However, what you said does have truth to it. Good programming practices generally center around the management of program state* (using types, specifications, whatever). If your program is not designed well in those terms, then the more likely it is that you have no idea what state components you want to inspect, meaning you reach for a debugger first. And if it is designed well, you won't need a debugger nearly as often. But sometimes we have no choice, whether that's due to an inherently hard problem space or lots of bad code that we didn't write, so a debugger is necessary.
* I don't actually know if there are programming practices that center around managing moments in time. I can't even think how that would work, but I would be very interested to know if there are any :)
scroot|3 years ago
There was a live, 3D, peer-to-peer interactive environment back in the early 2000s called Croquet that made use of the concept of "pseudo-time." It was built on top of Squeak Smalltalk (there are some decendants today, including croquet.io). The part that handled the time management in a way you might find interesting was called TeaTime [1], and built on the ideas of David Reed thesis about pseudo-time [2]. If you are not familiar with these you might want to check them out!
[1] https://dl.acm.org/doi/10.1145/1094855.1094861
[2] http://publications.csail.mit.edu/lcs/pubs/pdf/MIT-LCS-TR-20...
ThatGeoGuy|3 years ago
I don't disagree! The notion of state vs. time snapshots in terms of the mental model seems like it might be missing something small but sounds mostly on the mark? E.g. in dynamic languages my REPL is more of a debugger than any actual debugger could be.
> * I don't actually know if there are programming practices that center around managing moments in time.
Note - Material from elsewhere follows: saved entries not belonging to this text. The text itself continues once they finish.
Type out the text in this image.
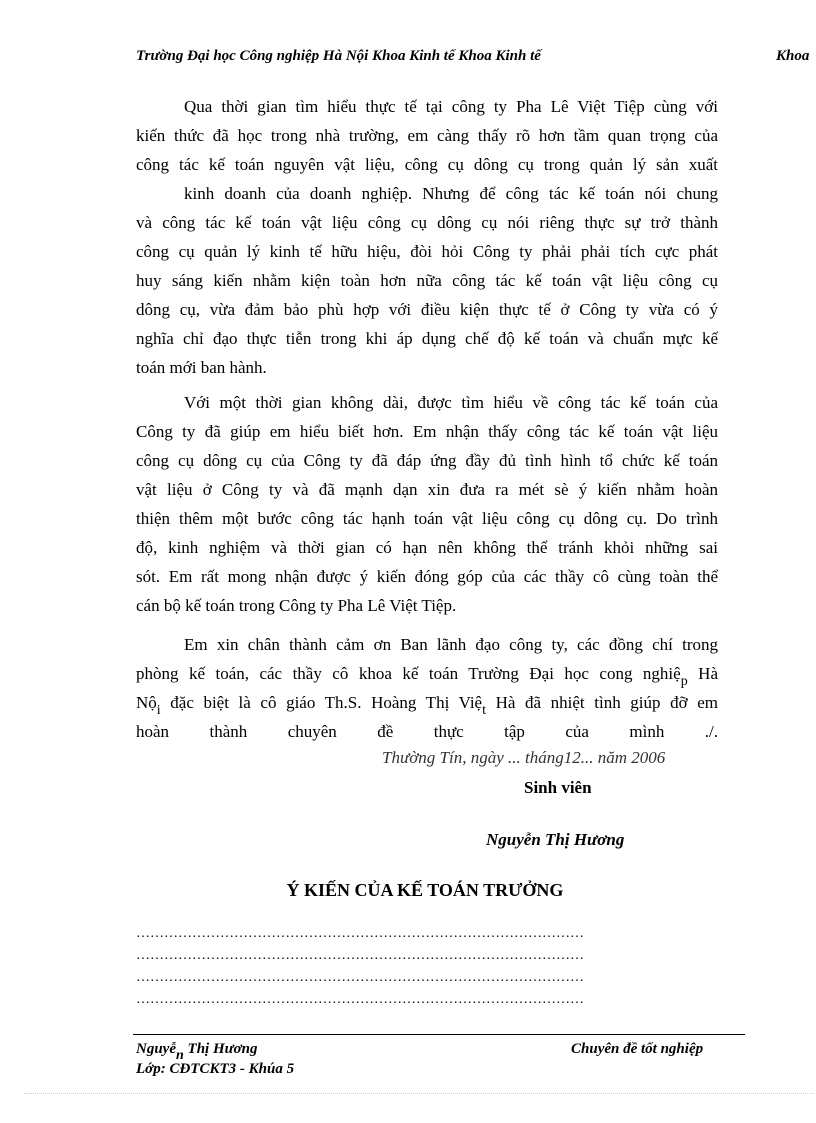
Trường Đại học Công nghiệp Hà Nội Khoa Kinh tế Khoa Kinh tế	Khoa
Qua thời gian tìm hiểu thực tế tại công ty Pha Lê Việt Tiệp cùng với
kiến thức đã học trong nhà trường, em càng thấy rõ hơn tầm quan trọng của
công tác kế toán nguyên vật liệu, công cụ dông cụ trong quản lý sản xuất
kinh doanh của doanh nghiệp. Nhưng để công tác kế toán nói chung
và công tác kế toán vật liệu công cụ dông cụ nói riêng thực sự trở thành
công cụ quản lý kinh tế hữu hiệu, đòi hỏi Công ty phải phải tích cực phát
huy sáng kiến nhằm kiện toàn hơn nữa công tác kế toán vật liệu công cụ
dông cụ, vừa đảm bảo phù hợp với điều kiện thực tế ở Công ty vừa có ý
nghĩa chỉ đạo thực tiễn trong khi áp dụng chế độ kế toán và chuẩn mực kế
toán mới ban hành.
Với một thời gian không dài, được tìm hiểu về công tác kế toán của
Công ty đã giúp em hiểu biết hơn. Em nhận thấy công tác kế toán vật liệu
công cụ dông cụ của Công ty đã đáp ứng đầy đủ tình hình tổ chức kế toán
vật liệu ở Công ty và đã mạnh dạn xin đưa ra mét sè ý kiến nhằm hoàn
thiện thêm một bước công tác hạnh toán vật liệu công cụ dông cụ. Do trình
độ, kinh nghiệm và thời gian có hạn nên không thể tránh khỏi những sai
sót. Em rất mong nhận được ý kiến đóng góp của các thầy cô cùng toàn thể
cán bộ kế toán trong Công ty Pha Lê Việt Tiệp.
Em xin chân thành cảm ơn Ban lãnh đạo công ty, các đồng chí trong
phòng kế toán, các thầy cô khoa kế toán Trường Đại học cong nghiệ$_p$ Hà
Nộ$_i$ đặc biệt là cô giáo Th.S. Hoàng Thị Việ$_t$ Hà đã nhiệt tình giúp đỡ em
hoàn thành chuyên đề thực tập của mình ./.
Thường Tín, ngày ... tháng12... năm 2006
Sinh viên
Nguyễn Thị Hương
Ý KIẾN CỦA KẾ TOÁN TRƯỞNG
……………………………………………………………………………………
……………………………………………………………………………………
……………………………………………………………………………………
……………………………………………………………………………………
Nguyễ$_n$ Thị Hương
Lớp: CĐTCKT3 - Khúa 5
Chuyên đề tốt nghiệp
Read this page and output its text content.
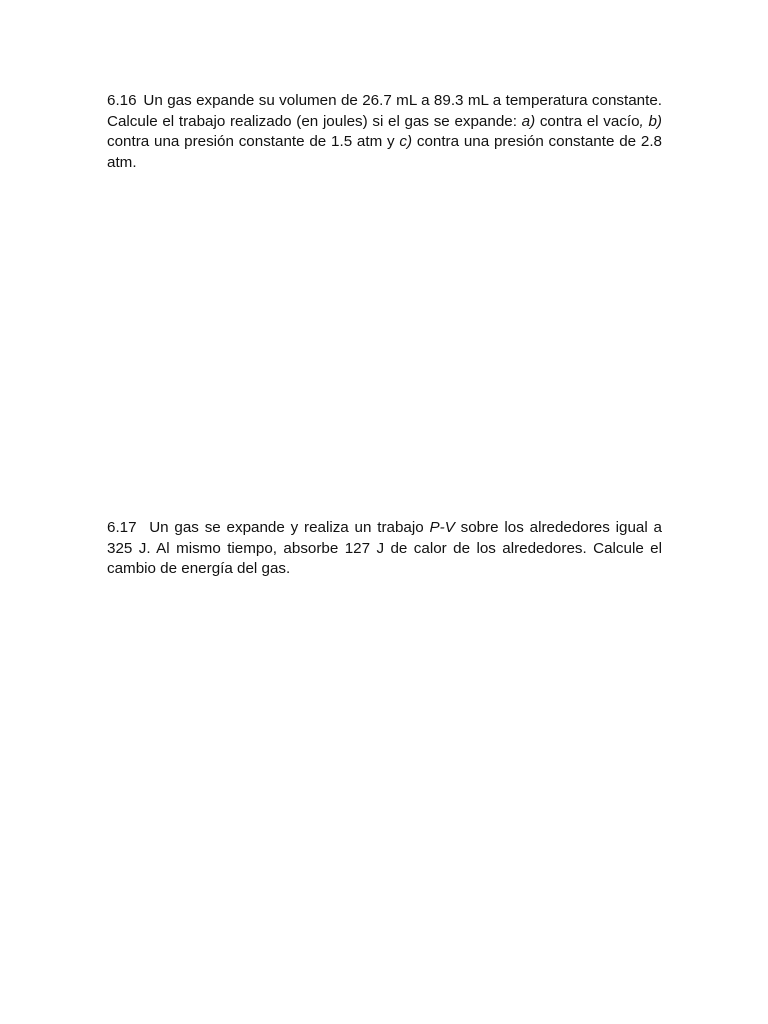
6.16 Un gas expande su volumen de 26.7 mL a 89.3 mL a temperatura constante. Calcule el trabajo realizado (en joules) si el gas se expande: a) contra el vacío, b) contra una presión constante de 1.5 atm y c) contra una presión constante de 2.8 atm.

6.17 Un gas se expande y realiza un trabajo P-V sobre los alrededores igual a 325 J. Al mismo tiempo, absorbe 127 J de calor de los alrededores. Calcule el cambio de energía del gas.
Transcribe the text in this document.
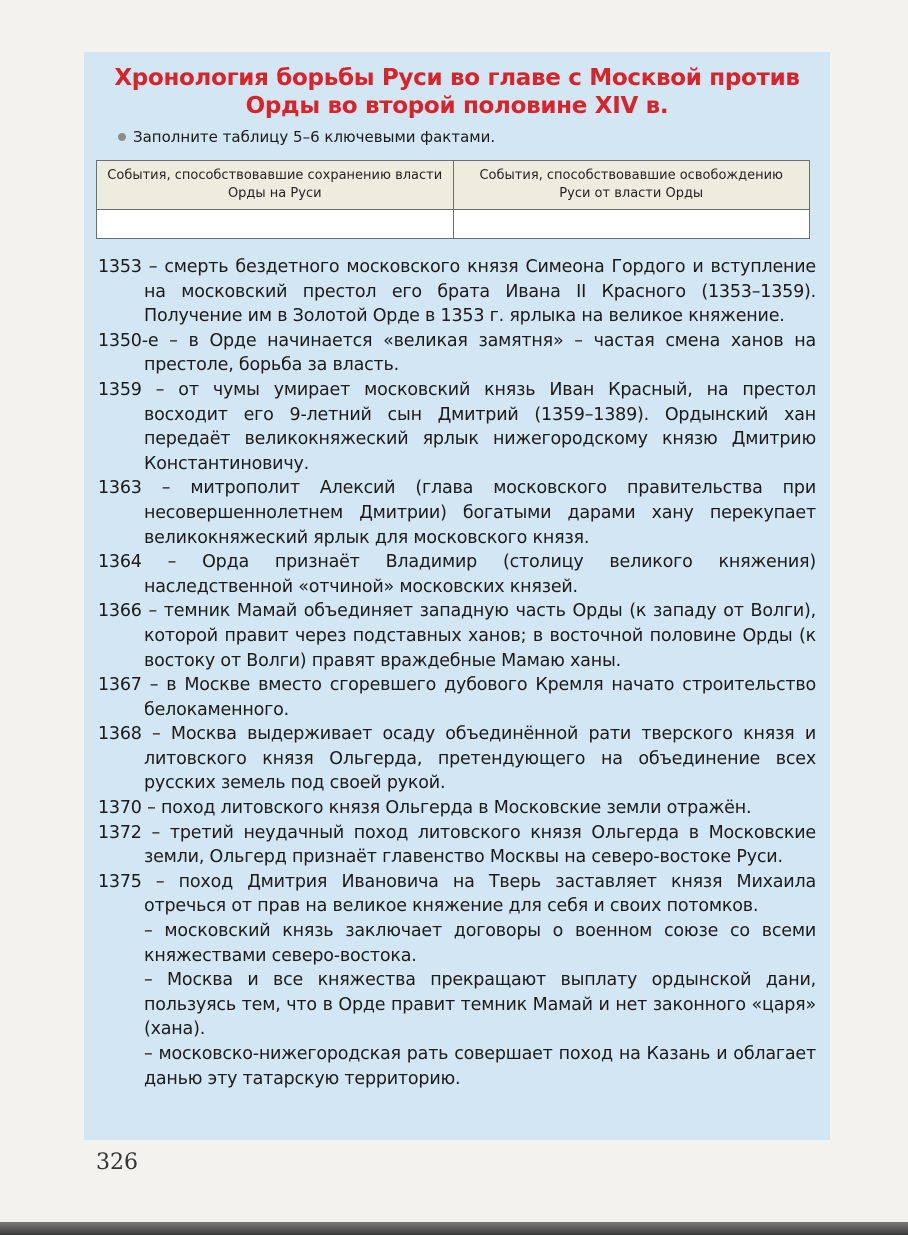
Хронология борьбы Руси во главе с Москвой против
Орды во второй половине XIV в.
Заполните таблицу 5–6 ключевыми фактами.
События, способствовавшие сохранению власти Орды на Руси	События, способствовавшие освобождению Руси от власти Орды

1353 – смерть бездетного московского князя Симеона Гордого и вступление на московский престол его брата Ивана II Красного (1353–1359). Получение им в Золотой Орде в 1353 г. ярлыка на великое княжение.

1350-е – в Орде начинается «великая замятня» – частая смена ханов на престоле, борьба за власть.

1359 – от чумы умирает московский князь Иван Красный, на престол восходит его 9-летний сын Дмитрий (1359–1389). Ордынский хан передаёт великокняжеский ярлык нижегородскому князю Дмитрию Константиновичу.

1363 – митрополит Алексий (глава московского правительства при несовершеннолетнем Дмитрии) богатыми дарами хану перекупает великокняжеский ярлык для московского князя.

1364 – Орда признаёт Владимир (столицу великого княжения) наследственной «отчиной» московских князей.

1366 – темник Мамай объединяет западную часть Орды (к западу от Волги), которой правит через подставных ханов; в восточной половине Орды (к востоку от Волги) правят враждебные Мамаю ханы.

1367 – в Москве вместо сгоревшего дубового Кремля начато строительство белокаменного.

1368 – Москва выдерживает осаду объединённой рати тверского князя и литовского князя Ольгерда, претендующего на объединение всех русских земель под своей рукой.

1370 – поход литовского князя Ольгерда в Московские земли отражён.

1372 – третий неудачный поход литовского князя Ольгерда в Московские земли, Ольгерд признаёт главенство Москвы на северо-востоке Руси.

1375 – поход Дмитрия Ивановича на Тверь заставляет князя Михаила отречься от прав на великое княжение для себя и своих потомков.

– московский князь заключает договоры о военном союзе со всеми княжествами северо-востока.

– Москва и все княжества прекращают выплату ордынской дани, пользуясь тем, что в Орде правит темник Мамай и нет законного «царя» (хана).

– московско-нижегородская рать совершает поход на Казань и облагает данью эту татарскую территорию.

326
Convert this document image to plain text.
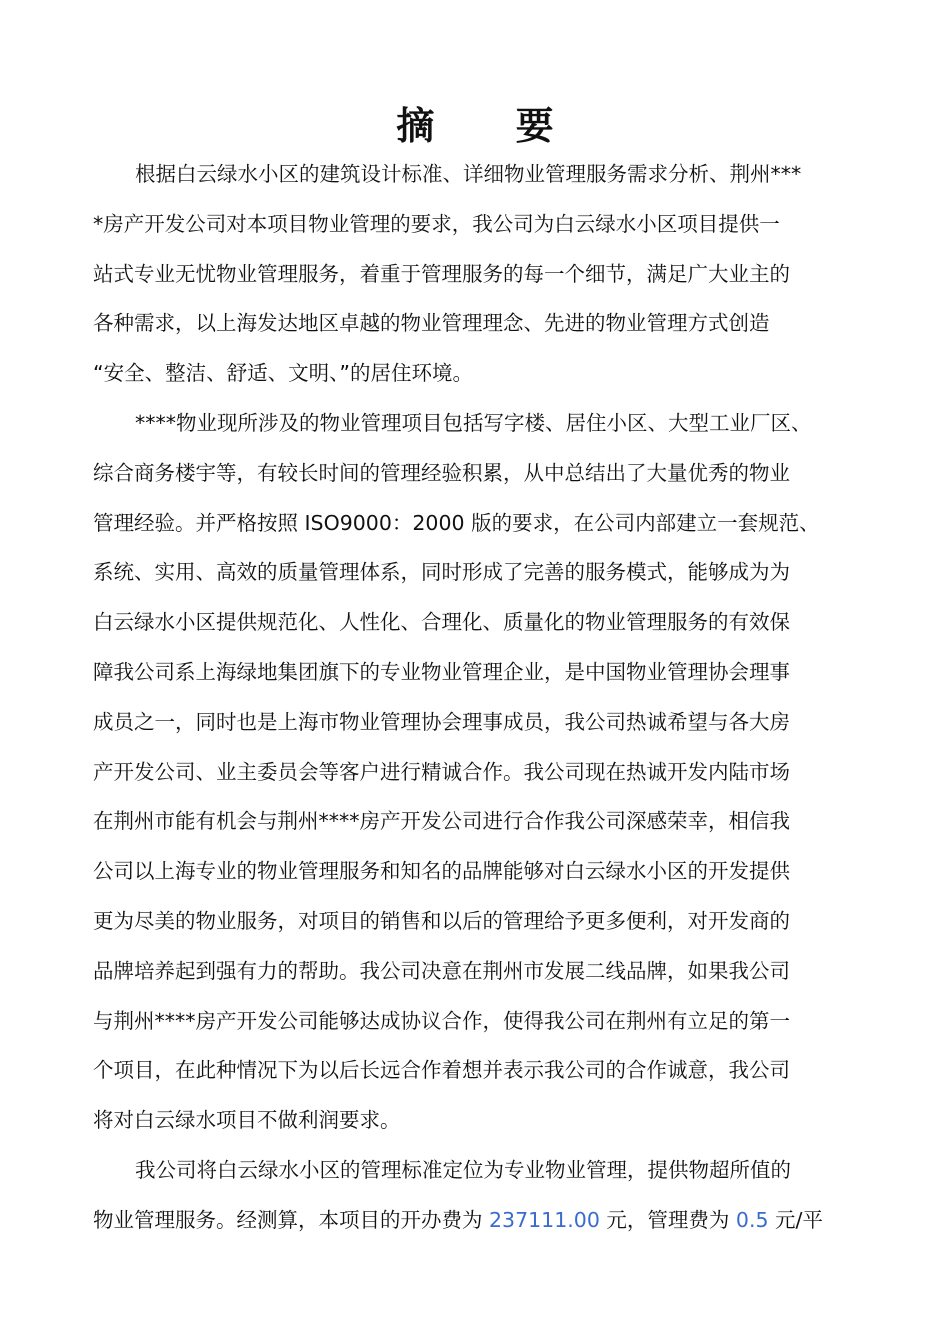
摘 要

根据白云绿水小区的建筑设计标准、详细物业管理服务需求分析、荆州***
*房产开发公司对本项目物业管理的要求，我公司为白云绿水小区项目提供一
站式专业无忧物业管理服务，着重于管理服务的每一个细节，满足广大业主的
各种需求，以上海发达地区卓越的物业管理理念、先进的物业管理方式创造
“安全、整洁、舒适、文明、”的居住环境。

****物业现所涉及的物业管理项目包括写字楼、居住小区、大型工业厂区、
综合商务楼宇等，有较长时间的管理经验积累，从中总结出了大量优秀的物业
管理经验。并严格按照 ISO9000：2000 版的要求，在公司内部建立一套规范、
系统、实用、高效的质量管理体系，同时形成了完善的服务模式，能够成为为
白云绿水小区提供规范化、人性化、合理化、质量化的物业管理服务的有效保
障我公司系上海绿地集团旗下的专业物业管理企业，是中国物业管理协会理事
成员之一，同时也是上海市物业管理协会理事成员，我公司热诚希望与各大房
产开发公司、业主委员会等客户进行精诚合作。我公司现在热诚开发内陆市场
在荆州市能有机会与荆州****房产开发公司进行合作我公司深感荣幸，相信我
公司以上海专业的物业管理服务和知名的品牌能够对白云绿水小区的开发提供
更为尽美的物业服务，对项目的销售和以后的管理给予更多便利，对开发商的
品牌培养起到强有力的帮助。我公司决意在荆州市发展二线品牌，如果我公司
与荆州****房产开发公司能够达成协议合作，使得我公司在荆州有立足的第一
个项目，在此种情况下为以后长远合作着想并表示我公司的合作诚意，我公司
将对白云绿水项目不做利润要求。

我公司将白云绿水小区的管理标准定位为专业物业管理，提供物超所值的
物业管理服务。经测算，本项目的开办费为 237111.00 元，管理费为 0.5 元/平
I can't even think how that would work, but I would be very interested to know if there are any :)
I think this depends on how you abstract control flow. Actor model comes to mind, as Smalltalk really doesn't have this notion of "time" in the same way. You debug live in such a system, and "time" is more a matter of what abstraction sent or received something (and as such may have failed). Similar arguments could be made for conditions / restarts in Lisp, perhaps even more strongly, since you can manage errors through conditions and then restart code (going back in time, so to speak) in a sort of live-debugging way. Not sure it measures quite to the degree you were asking, but that's the first thing that comes to mind.
Another thing is the movement towards async-await / cooperative coordination in programs. Even if you ignore concurrency, designing code in a way that coroutines cooperatively yield to one another (e.g. generators in Python) helps sort this out too. Basically, you make "time" in a program a function of control flow, and do that by forcing an abstraction where you explicitly yield control in the program. This relates to both the actor model and conditions / restarts in Lisp, so I feel like I'm pulling on the same train of thought there.